Mehr Wettbewerb bedeutet aber nicht, neue Monopole zu schaffen. Ballast kritisierte, dass durch die im Gesetz verpflichtend vorgeschriebene hausarztzentrierte Versorgung eine neue Machtkonzentration auf Seiten der Hausarztverbände entsteht. Das zentrale Ziel einer qualitativen Verbesserung der Versorgung wird dabei verfehlt. Finanzmittel werden verschwendet, statt die Qualität zu verbessern. Wozu die Leistungserbringer ihren neuen Machtzuwachs nutzen, mussten wir in den letzten Wochen erkennen: Voraussichtlich 1.800 Verträge werden jetzt über die Schiedspersonen zu regeln sein. „Die Ersatzkassen fordern daher, die Verpflichtung zum Abschluss von Hausarztverträgen nach Paragraf 73b SGBV in der nächsten Legislaturperiode unverzüglich aufzuheben“, betonte Ballast.

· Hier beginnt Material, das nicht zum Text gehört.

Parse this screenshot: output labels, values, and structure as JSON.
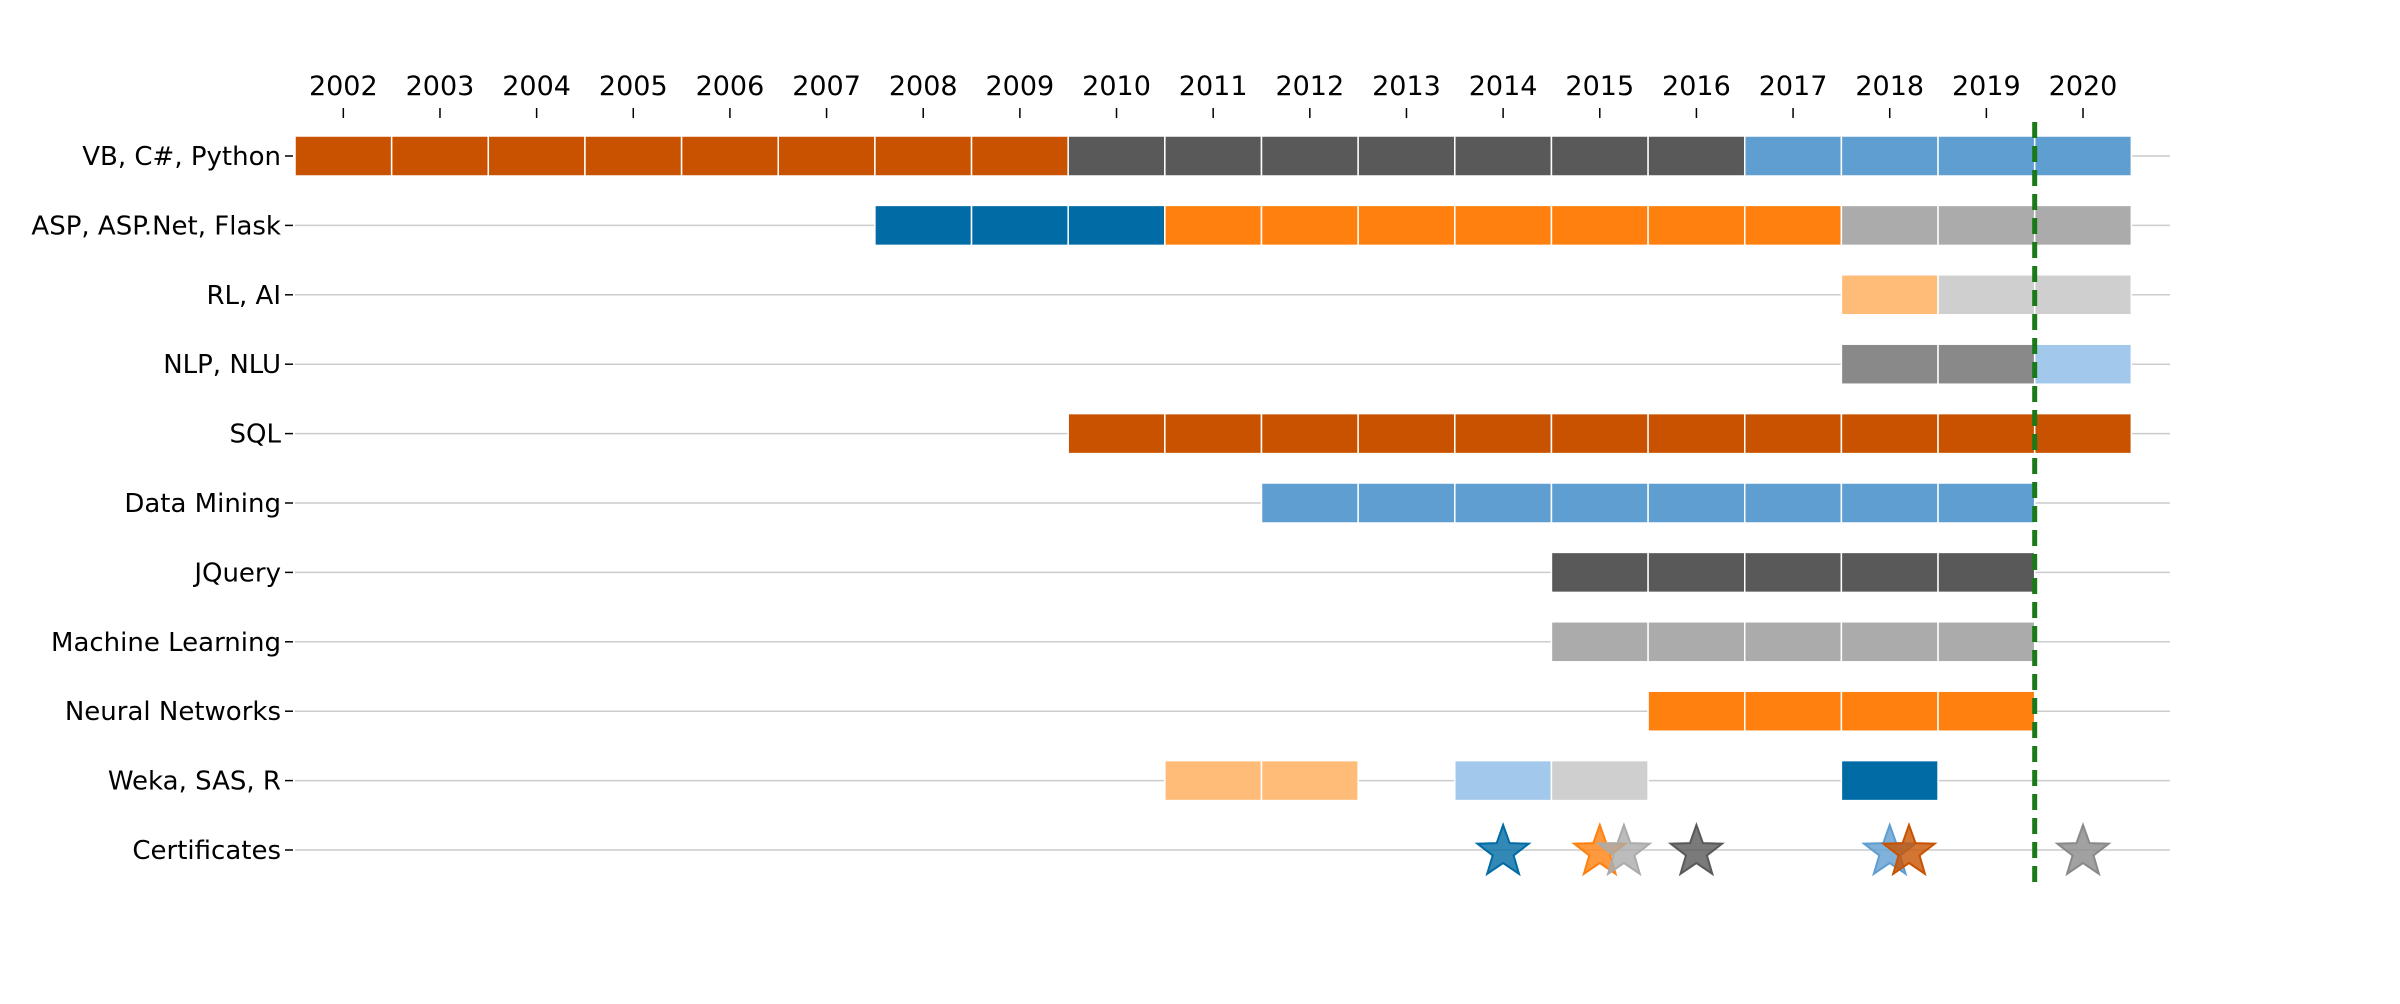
{
  "chart_data": {
    "type": "timeline",
    "title": "",
    "xlabel": "",
    "ylabel": "",
    "x_axis_position": "top",
    "xlim": [
      2001.5,
      2020.9
    ],
    "x_ticks": [
      2002,
      2003,
      2004,
      2005,
      2006,
      2007,
      2008,
      2009,
      2010,
      2011,
      2012,
      2013,
      2014,
      2015,
      2016,
      2017,
      2018,
      2019,
      2020
    ],
    "grid": "horizontal",
    "legend": "none",
    "current_year_marker": {
      "x": 2019.5,
      "color": "#1a7a1a",
      "style": "dashed"
    },
    "categories": [
      "VB, C#, Python",
      "ASP, ASP.Net, Flask",
      "RL, AI",
      "NLP, NLU",
      "SQL",
      "Data Mining",
      "JQuery",
      "Machine Learning",
      "Neural Networks",
      "Weka, SAS, R",
      "Certificates"
    ],
    "colors": {
      "dark_orange": "#c85200",
      "dark_gray": "#595959",
      "blue": "#5f9ed1",
      "dark_blue": "#006ba4",
      "orange": "#ff800e",
      "gray": "#ababab",
      "light_orange": "#ffbc79",
      "light_gray": "#cfcfcf",
      "mid_gray": "#898989",
      "light_blue": "#a2c8ec"
    },
    "series": [
      {
        "category": "VB, C#, Python",
        "segments": [
          {
            "start": 2002,
            "end": 2009,
            "color": "#c85200"
          },
          {
            "start": 2010,
            "end": 2016,
            "color": "#595959"
          },
          {
            "start": 2017,
            "end": 2020,
            "color": "#5f9ed1"
          }
        ]
      },
      {
        "category": "ASP, ASP.Net, Flask",
        "segments": [
          {
            "start": 2008,
            "end": 2010,
            "color": "#006ba4"
          },
          {
            "start": 2011,
            "end": 2017,
            "color": "#ff800e"
          },
          {
            "start": 2018,
            "end": 2020,
            "color": "#ababab"
          }
        ]
      },
      {
        "category": "RL, AI",
        "segments": [
          {
            "start": 2018,
            "end": 2018,
            "color": "#ffbc79"
          },
          {
            "start": 2019,
            "end": 2020,
            "color": "#cfcfcf"
          }
        ]
      },
      {
        "category": "NLP, NLU",
        "segments": [
          {
            "start": 2018,
            "end": 2019,
            "color": "#898989"
          },
          {
            "start": 2020,
            "end": 2020,
            "color": "#a2c8ec"
          }
        ]
      },
      {
        "category": "SQL",
        "segments": [
          {
            "start": 2010,
            "end": 2020,
            "color": "#c85200"
          }
        ]
      },
      {
        "category": "Data Mining",
        "segments": [
          {
            "start": 2012,
            "end": 2019,
            "color": "#5f9ed1"
          }
        ]
      },
      {
        "category": "JQuery",
        "segments": [
          {
            "start": 2015,
            "end": 2019,
            "color": "#595959"
          }
        ]
      },
      {
        "category": "Machine Learning",
        "segments": [
          {
            "start": 2015,
            "end": 2019,
            "color": "#ababab"
          }
        ]
      },
      {
        "category": "Neural Networks",
        "segments": [
          {
            "start": 2016,
            "end": 2019,
            "color": "#ff800e"
          }
        ]
      },
      {
        "category": "Weka, SAS, R",
        "segments": [
          {
            "start": 2011,
            "end": 2012,
            "color": "#ffbc79"
          },
          {
            "start": 2014,
            "end": 2014,
            "color": "#a2c8ec"
          },
          {
            "start": 2015,
            "end": 2015,
            "color": "#cfcfcf"
          },
          {
            "start": 2018,
            "end": 2018,
            "color": "#006ba4"
          }
        ]
      }
    ],
    "certificates": [
      {
        "x": 2014.0,
        "color": "#006ba4"
      },
      {
        "x": 2015.0,
        "color": "#ff800e"
      },
      {
        "x": 2015.25,
        "color": "#ababab"
      },
      {
        "x": 2016.0,
        "color": "#595959"
      },
      {
        "x": 2018.0,
        "color": "#5f9ed1"
      },
      {
        "x": 2018.2,
        "color": "#c85200"
      },
      {
        "x": 2020.0,
        "color": "#898989"
      }
    ]
  }
}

Für die nächsten Jahre sehen die Ersatzkassen den demografischen Wandel als eine der größten Herausforderungen für die GKV. Eine „alternde“ Gesellschaft benötigt eine Veränderung des Versorgungsangebots. Altersassoziierte Erkrankungen (wie etwa Hypertonie und Diabetes) sowie chronisch-degenerative Erkrankungen (wie Demenz und Parkinson) nehmen mit dem Alter zu und erfordern eine stärkere geriatrisch ausgerichtete Versorgung. „Trotzdem muss der demografische Wandel nicht zu einer Kostenexplosion führen: Die meisten Kosten entstehen immer noch in den letzten zwei bis drei Lebensjahren“, erläuterte Ballast. Es müsse aber darauf geachtet werden, neue Versorgungsangebote nicht nur zusätzlich zu schaffen, sondern auch bestehende Angebote wegen nachlassender Nachfrage zurückzufahren.

Als Sofortmaßnahme forderte Ballast die Reduzierung der Mehrwertsteuer für Arzneimittel, wie es in fast allen EU-Mitgliedsstaaten bereits üblich ist. „Es ist niemandem zu erklären, warum für Arzneimittel der volle Mehrwertsteuersatz von 19 Prozent erhoben, für Schnittblumen, Taxifahrten und Hundefutter jedoch ein ermäßigter Steuersatz zu Grunde gelegt wird. Durch die Reduzierung der Mehrwertsteuer könnte die GKV noch in diesem Jahr 3,7 Milliarden Euro einsparen“, so Ballast.